Several studies have shown that neovascularization of tumors is not solely restricted to activation of differentiated endothelial cells but can also involve the recruitment of bone marrow‐derived cells to active sites of vascular remodeling in tumors. These BMDCs include endothelial progenitor cells (EPC) and pericyte progenitor cells (PPC). While EPCs incorporate into the vasculature and differentiate into endothelial cells, PPCs envelope blood vessels and mature into pericytes and vascular smooth muscle cells. In addition, CD45+ cells of the monocytic lineage that function as vascular modulators, but are not physically part of the vasculature present the biggest and most heterogeneous group.
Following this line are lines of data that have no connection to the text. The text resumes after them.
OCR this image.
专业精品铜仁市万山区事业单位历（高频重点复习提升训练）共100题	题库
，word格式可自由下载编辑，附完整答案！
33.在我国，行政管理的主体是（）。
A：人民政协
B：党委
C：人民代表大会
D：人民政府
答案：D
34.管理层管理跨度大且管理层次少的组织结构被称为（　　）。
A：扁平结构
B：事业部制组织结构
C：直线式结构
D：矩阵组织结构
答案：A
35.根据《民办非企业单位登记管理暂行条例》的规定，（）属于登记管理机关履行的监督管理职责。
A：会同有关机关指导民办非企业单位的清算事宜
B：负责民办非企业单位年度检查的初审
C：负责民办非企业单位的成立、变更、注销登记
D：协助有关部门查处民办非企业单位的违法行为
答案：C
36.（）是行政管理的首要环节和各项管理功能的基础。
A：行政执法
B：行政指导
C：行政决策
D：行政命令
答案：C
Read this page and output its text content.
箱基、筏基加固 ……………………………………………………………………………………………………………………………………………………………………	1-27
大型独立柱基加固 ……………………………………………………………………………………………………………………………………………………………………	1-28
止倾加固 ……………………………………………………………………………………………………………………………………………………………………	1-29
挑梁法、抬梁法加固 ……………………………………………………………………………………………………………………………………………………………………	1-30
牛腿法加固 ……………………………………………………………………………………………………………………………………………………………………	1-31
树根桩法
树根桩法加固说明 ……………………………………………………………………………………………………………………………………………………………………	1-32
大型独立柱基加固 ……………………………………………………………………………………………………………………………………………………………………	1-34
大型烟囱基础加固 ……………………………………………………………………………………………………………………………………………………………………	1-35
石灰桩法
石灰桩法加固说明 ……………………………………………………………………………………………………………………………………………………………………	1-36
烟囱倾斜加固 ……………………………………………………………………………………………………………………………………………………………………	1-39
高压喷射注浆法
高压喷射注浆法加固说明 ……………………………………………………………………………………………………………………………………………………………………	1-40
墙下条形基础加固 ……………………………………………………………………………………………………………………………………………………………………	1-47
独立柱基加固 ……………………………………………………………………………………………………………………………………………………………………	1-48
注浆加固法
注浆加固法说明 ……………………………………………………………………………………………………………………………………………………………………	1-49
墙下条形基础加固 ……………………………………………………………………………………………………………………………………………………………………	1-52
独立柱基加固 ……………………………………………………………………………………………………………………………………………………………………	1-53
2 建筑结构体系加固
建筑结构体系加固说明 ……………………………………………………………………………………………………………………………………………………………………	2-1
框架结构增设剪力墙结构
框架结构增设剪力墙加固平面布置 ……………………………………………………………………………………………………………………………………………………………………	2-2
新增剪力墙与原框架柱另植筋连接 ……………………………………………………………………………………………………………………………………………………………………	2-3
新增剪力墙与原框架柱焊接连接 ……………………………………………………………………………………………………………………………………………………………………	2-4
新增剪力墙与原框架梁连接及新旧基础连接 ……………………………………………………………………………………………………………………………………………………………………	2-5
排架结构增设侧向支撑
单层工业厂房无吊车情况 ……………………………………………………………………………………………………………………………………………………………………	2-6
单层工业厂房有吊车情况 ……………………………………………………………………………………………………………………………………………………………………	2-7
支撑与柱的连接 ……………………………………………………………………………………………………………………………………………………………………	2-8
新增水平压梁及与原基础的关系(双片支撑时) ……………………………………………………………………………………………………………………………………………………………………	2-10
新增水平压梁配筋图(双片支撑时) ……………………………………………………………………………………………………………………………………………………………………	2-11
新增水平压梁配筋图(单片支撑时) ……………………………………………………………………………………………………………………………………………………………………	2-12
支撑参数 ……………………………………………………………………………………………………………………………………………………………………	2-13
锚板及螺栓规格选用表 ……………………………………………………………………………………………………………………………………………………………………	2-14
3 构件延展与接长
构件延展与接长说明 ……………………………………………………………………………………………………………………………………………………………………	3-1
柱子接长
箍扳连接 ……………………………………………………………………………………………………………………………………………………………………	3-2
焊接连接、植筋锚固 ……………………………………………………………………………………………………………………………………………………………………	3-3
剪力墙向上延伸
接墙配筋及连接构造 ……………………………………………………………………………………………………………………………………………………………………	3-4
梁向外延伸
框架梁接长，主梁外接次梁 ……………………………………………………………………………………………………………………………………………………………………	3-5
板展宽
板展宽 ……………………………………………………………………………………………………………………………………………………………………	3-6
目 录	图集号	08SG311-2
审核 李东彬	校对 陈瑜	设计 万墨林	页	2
Recruitment of BMDC, specifically of EPC, can vary substantially between tumor types and stages but little is known about factors that dictate the mobilization of BMDC from the bone marrow into the blood stream and their recruitment and retention into the tumor. The most prominent factors identified thus far include VEGF, PlGF and PDGF‐B acting as mobilization factors of EPCs and PPCs respectively and SDF1α, which acts to retain CXCR4+ BMDCs within tumors. We hypothesize that hypoxic conditions in tumors may promote neovascularization by mediating BMDC recruitment. We demonstrate that HIF1α, the direct effector of hypoxia, partly through increases in SDF1α, induces recruitment of bone marrow (BM)‐derived CD45+ myeloid cells containing Tie2+, VEGFR1+, CD11b+ and F4/80+ subpopulations, as well as endothelial and pericyte progenitor cells to promote neovascularization in glioblastoma. MMP‐9 activity of BM‐CD45+ cells is essential and sufficient to initiate angiogenesis by increasing VEGF bioavailability. In the absence of HIF1α, SDF1α levels decrease, fewer BM‐derived cells are recruited to the tumors, decreasing MMP‐9 and solubilization of VEGF.